An Internship in Science Journalism

This semester, I’ve been taken a closer look at how the public stays informed about research and environment-related issues. My internship was different than everyone else’s in that it was largely independent — Andy Keeler, the director of the field site, was my mentor, and together we looked at examples of “science journalism” and tried to unpack that phrase.

I came to this field site with a strong background in journalism. When it came time for interviews to help select our internships, I had the idea of pursuing science journalism, which was what I always thought I wanted to do. Although that has since changed (I changed my major right before the semester started), this internship was still a helpful and interesting experience.

On internship days, which were every Monday and every other Wednesday, I headed to the Coastal Studies Institute to meet with Andy about what I was working on and where I was going. Normally, this meant talking about articles I read or about an assignment. Then, I either stayed at CSI or headed to the public library (such a quiet place to work!) to get through my to-do list.

The first articles I looked at spanned a large timeframe. Invention Factory by Malcolm Ross is a New Yorker article that is a good example of writing that has stood the test of time — the article is from 1931 and is exciting to read! For something a little more recent, The Social Life of Genes by David Dobbs was my favorite article I read for this internship.

(Not to load this post with links, but if you want to read my favorite remotely-science-y piece ever, head to National Geographic for To Walk the World by Paul Salopek)
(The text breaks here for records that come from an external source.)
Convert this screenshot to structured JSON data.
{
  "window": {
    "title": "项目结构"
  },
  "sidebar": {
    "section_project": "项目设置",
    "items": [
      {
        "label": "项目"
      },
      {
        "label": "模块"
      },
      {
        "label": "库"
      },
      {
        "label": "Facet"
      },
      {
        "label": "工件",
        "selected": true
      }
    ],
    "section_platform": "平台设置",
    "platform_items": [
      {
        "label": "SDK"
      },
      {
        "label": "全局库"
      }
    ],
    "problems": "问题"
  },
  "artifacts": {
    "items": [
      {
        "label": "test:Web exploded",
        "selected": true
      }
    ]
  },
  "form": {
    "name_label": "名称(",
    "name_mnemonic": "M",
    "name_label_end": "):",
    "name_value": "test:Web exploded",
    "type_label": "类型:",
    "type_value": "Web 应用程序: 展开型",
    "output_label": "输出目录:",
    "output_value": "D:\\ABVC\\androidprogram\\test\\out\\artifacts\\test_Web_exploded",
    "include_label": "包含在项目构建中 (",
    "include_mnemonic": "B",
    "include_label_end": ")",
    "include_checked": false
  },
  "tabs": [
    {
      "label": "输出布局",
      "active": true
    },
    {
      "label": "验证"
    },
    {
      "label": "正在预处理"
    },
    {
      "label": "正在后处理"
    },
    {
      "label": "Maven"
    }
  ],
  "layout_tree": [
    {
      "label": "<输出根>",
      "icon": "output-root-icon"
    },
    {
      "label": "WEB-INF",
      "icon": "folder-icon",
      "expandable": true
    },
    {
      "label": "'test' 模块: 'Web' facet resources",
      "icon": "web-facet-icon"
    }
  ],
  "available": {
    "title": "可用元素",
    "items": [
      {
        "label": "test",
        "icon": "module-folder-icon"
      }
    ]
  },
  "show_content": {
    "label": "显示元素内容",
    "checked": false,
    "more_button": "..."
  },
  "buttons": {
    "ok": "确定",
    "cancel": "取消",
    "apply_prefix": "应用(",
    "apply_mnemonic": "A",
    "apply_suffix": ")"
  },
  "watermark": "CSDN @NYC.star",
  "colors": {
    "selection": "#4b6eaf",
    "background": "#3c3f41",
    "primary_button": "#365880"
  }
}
I’ve also been looking at some longer works, too, like Silent Spring by Rachel Carson and John McPhee’s Annals of the Former World. I spent part of the semester working on writing some pieces, myself. I tried my hand at a press release about the Outer Banks Field Site, as well as a researcher spotlight about my mentor, Andy. I’m still working on an article about beach combing and laws relating to that, which I hope to have done soon.

All in all, I’m glad that my internship was low-stress and largely self-paced. When I applied, I was a journalism major, and having an opportunity to pursue that field while also studying the environment really drew me in. It’s just another example of how the Outer Banks Field Site really is open to students who come from all disciplines and backgrounds.